Supplément au Voyage de Bougainville de Diderot : résumé et analyse
- Flo
- 5 août
- 8 min de lecture
Dernière mise à jour : il y a 6 jours

Quand Diderot propose un débat façon réseaux sociaux...
Teaser vidéo diffusé au mois d'août 2025
Le pitch ?
Imaginez un philosophe français du XVIIIᵉ siècle qui n’a jamais mis les pieds à Tahiti et qui écrit un supplément pertinent au récit du voyage d’un marin qui, lui, y était vraiment allé.
C’est un peu comme si votre pote qui ne sort jamais de chez lui vous expliquait pourquoi vos photos de vacances aux Maldives révèlent les contradictions de la société capitaliste moderne.

Les personnages
Louis-Antoine de Bougainville
Navigateur et explorateur français, premier Français à faire le tour du monde (1766-1769). Il a publié son « Voyage autour du monde » en 1771, décrivant Tahiti comme un paradis terrestre peuplé de « bons sauvages » – ces peuples « naturels » supposés vivre en harmonie, sans les vices de la civilisation.
A et B
Les deux protagonistes du dialogue-cadre de Diderot. Au moment où il commence, le dialogue prend la forme de la suite d’une conversation entre 2 personnages. Ces derniers attendent que le brouillard se lève pour continuer leur périple. A n’a pas lu Bougainville, B, oui.
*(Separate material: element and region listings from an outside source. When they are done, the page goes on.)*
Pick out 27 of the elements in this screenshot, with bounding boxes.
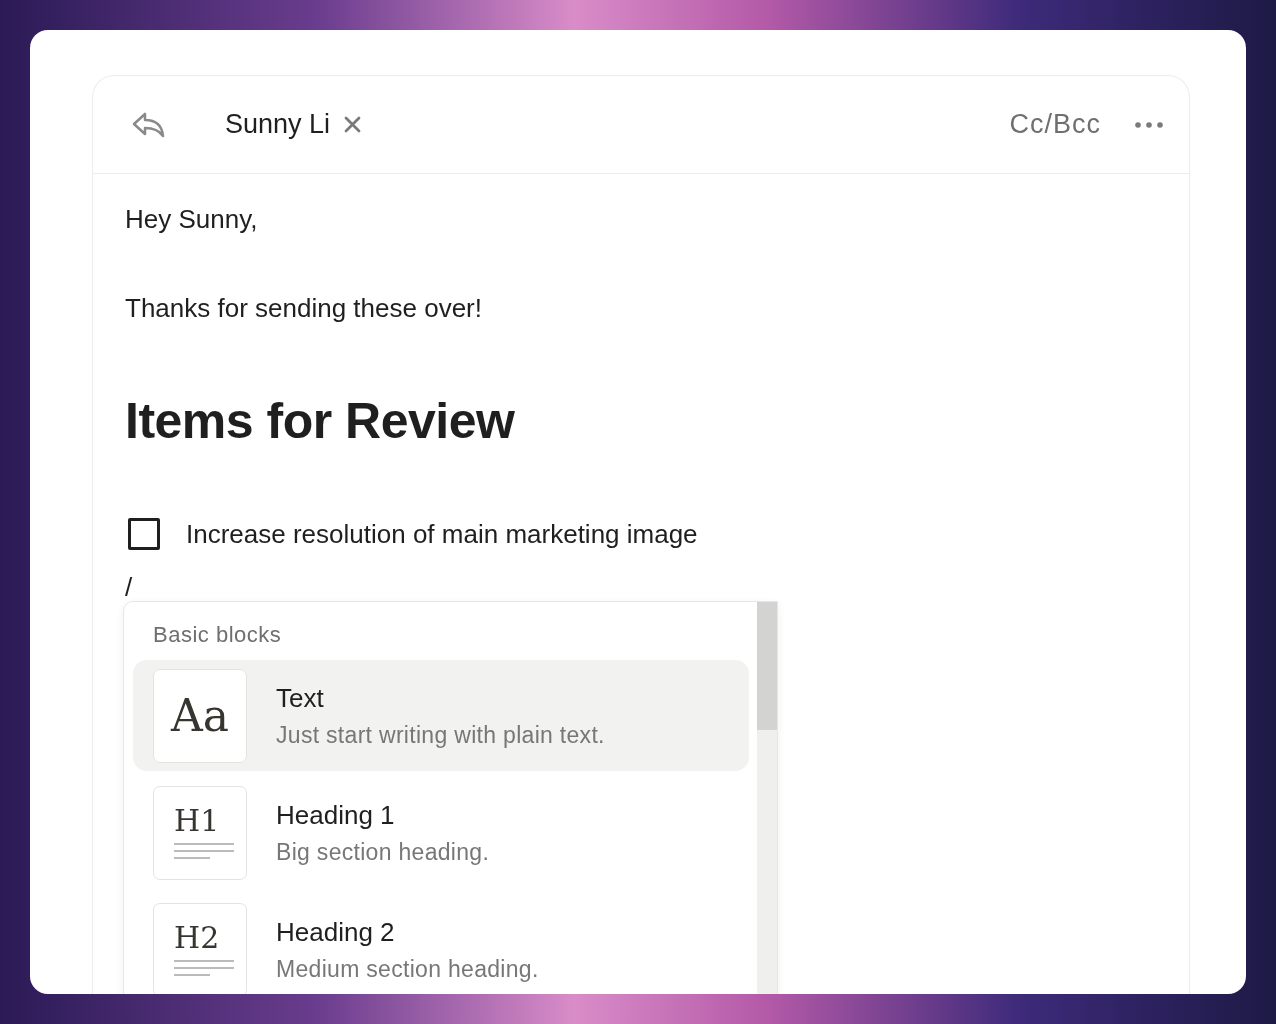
menu-item[interactable]: H1 Heading 1 Big section heading. [133, 777, 749, 888]
menu-section-label: Basic blocks [153, 622, 282, 648]
cc-bcc-link[interactable]: Cc/Bcc [1009, 109, 1101, 140]
block-title: Text [276, 682, 325, 714]
checklist-item-text: Increase resolution of main marketing image [186, 518, 698, 550]
menu-item[interactable]: H2 Heading 2 Medium section heading. [133, 894, 749, 994]
message-text: Thanks for sending these over! [125, 293, 483, 324]
text-lines-icon [174, 958, 234, 977]
block-description: Medium section heading. [276, 955, 539, 983]
block-title: Heading 2 [276, 916, 396, 948]
more-icon[interactable] [1135, 121, 1163, 128]
block-glyph: Aa [171, 690, 229, 741]
reply-icon[interactable] [131, 110, 165, 139]
close-icon[interactable] [344, 116, 362, 133]
scrollbar-thumb[interactable] [757, 602, 777, 730]
section-heading: Items for Review [125, 392, 516, 450]
block-glyph: H2 [174, 922, 220, 953]
checkbox[interactable] [128, 518, 160, 550]
greeting-text: Hey Sunny, [125, 204, 259, 235]
block-description: Just start writing with plain text. [276, 721, 605, 749]
block-description: Big section heading. [276, 838, 490, 866]
recipient-name: Sunny Li [225, 109, 331, 140]
block-title: Heading 1 [276, 799, 396, 831]
menu-item[interactable]: Aa Text Just start writing with plain text. [133, 660, 749, 771]
text-lines-icon [174, 841, 234, 860]
slash-command-text: / [125, 572, 133, 603]
block-glyph: H1 [174, 805, 220, 836]
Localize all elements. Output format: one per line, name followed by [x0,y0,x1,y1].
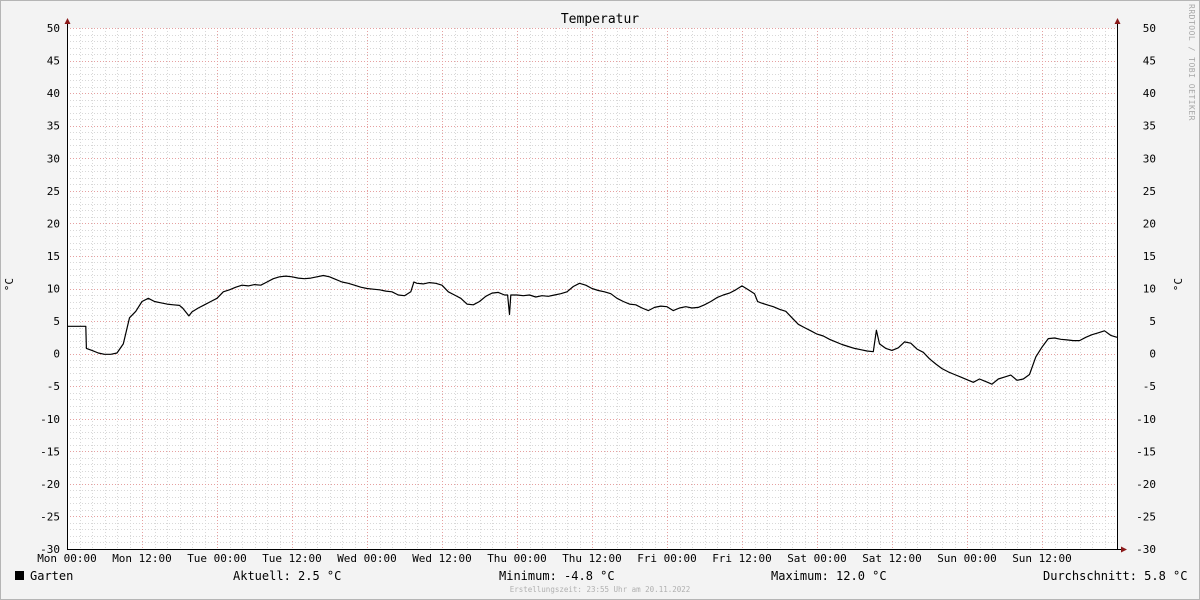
y-tick-label-right: -25 [1136,510,1156,523]
y-tick-label-right: 20 [1143,217,1156,230]
y-tick-label-left: 20 [47,217,60,230]
rrdtool-watermark: RRDTOOL / TOBI OETIKER [1187,4,1196,121]
y-tick-label-right: -20 [1136,478,1156,491]
y-tick-label-left: 40 [47,87,60,100]
y-tick-label-left: 15 [47,250,60,263]
y-tick-label-right: 15 [1143,250,1156,263]
x-tick-label: Mon 00:00 [37,552,97,565]
y-tick-label-left: 45 [47,55,60,68]
y-tick-label-right: 0 [1149,348,1156,361]
temperature-chart: 50 5045 4540 4035 3530 3025 2520 2015 1510 105 50 0… [37,18,1156,565]
y-tick-label-right: -15 [1136,445,1156,458]
legend-series-name: Garten [30,569,74,583]
y-tick-label-left: 35 [47,120,60,133]
x-tick-label: Sun 12:00 [1012,552,1072,565]
y-tick-label-left: -25 [40,510,60,523]
y-tick-label-right: 25 [1143,185,1156,198]
y-tick-label-right: -30 [1136,543,1156,556]
legend-current: Aktuell: 2.5 °C [233,569,342,583]
y-tick-label-left: 25 [47,185,60,198]
y-tick-label-left: 5 [53,315,60,328]
x-tick-label: Thu 00:00 [487,552,547,565]
x-tick-label: Thu 12:00 [562,552,622,565]
x-tick-label: Fri 00:00 [637,552,697,565]
x-tick-label: Sat 12:00 [862,552,922,565]
y-tick-label-right: 45 [1143,55,1156,68]
y-tick-label-left: 10 [47,283,60,296]
legend-average: Durchschnitt: 5.8 °C [1043,569,1188,583]
chart-title: Temperatur [560,12,640,27]
x-tick-label: Fri 12:00 [712,552,772,565]
y-tick-label-right: -10 [1136,413,1156,426]
y-tick-label-right: 30 [1143,152,1156,165]
y-tick-label-left: -10 [40,413,60,426]
y-axis-label-right: °C [1172,278,1185,292]
y-tick-label-left: -20 [40,478,60,491]
legend-minimum: Minimum: -4.8 °C [499,569,615,583]
y-tick-label-right: 40 [1143,87,1156,100]
y-tick-label-left: -15 [40,445,60,458]
creation-timestamp: Erstellungszeit: 23:55 Uhr am 20.11.2022 [509,585,691,594]
y-tick-label-right: 35 [1143,120,1156,133]
x-tick-label: Wed 00:00 [337,552,397,565]
y-tick-label-left: 30 [47,152,60,165]
x-tick-label: Sat 00:00 [787,552,847,565]
y-tick-label-right: 10 [1143,283,1156,296]
x-axis-arrow [1121,546,1127,553]
y-axis-label-left: °C [3,278,16,292]
y-tick-label-right: 5 [1149,315,1156,328]
y-tick-label-left: -5 [47,380,60,393]
x-tick-label: Sun 00:00 [937,552,997,565]
x-tick-label: Mon 12:00 [112,552,172,565]
x-tick-label: Tue 12:00 [262,552,322,565]
x-tick-label: Wed 12:00 [412,552,472,565]
legend-swatch-garten [15,571,24,580]
legend-maximum: Maximum: 12.0 °C [771,569,887,583]
x-tick-label: Tue 00:00 [187,552,247,565]
y-tick-label-left: 0 [53,348,60,361]
y-tick-label-right: -5 [1143,380,1156,393]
Leur dialogue prend davantage la forme d’une conversation que celle d’un affrontement – ils explorent ensemble les idées.
Les Tahitiens
Les vraies stars du show, incarnation parfaite du « bon sauvage » selon Diderot – des êtres vivant selon la nature, sans propriété privée, sans jalousie, dans une société égalitaire et libre sexuellement. Mais attention : Diderot n’idéalise pas totalement les Tahitiens. Il se sert de cette figure stratégique pour mieux critiquer les travers de la société européenne, tout en laissant entrevoir certaines contradictions dans la société tahitienne elle-même.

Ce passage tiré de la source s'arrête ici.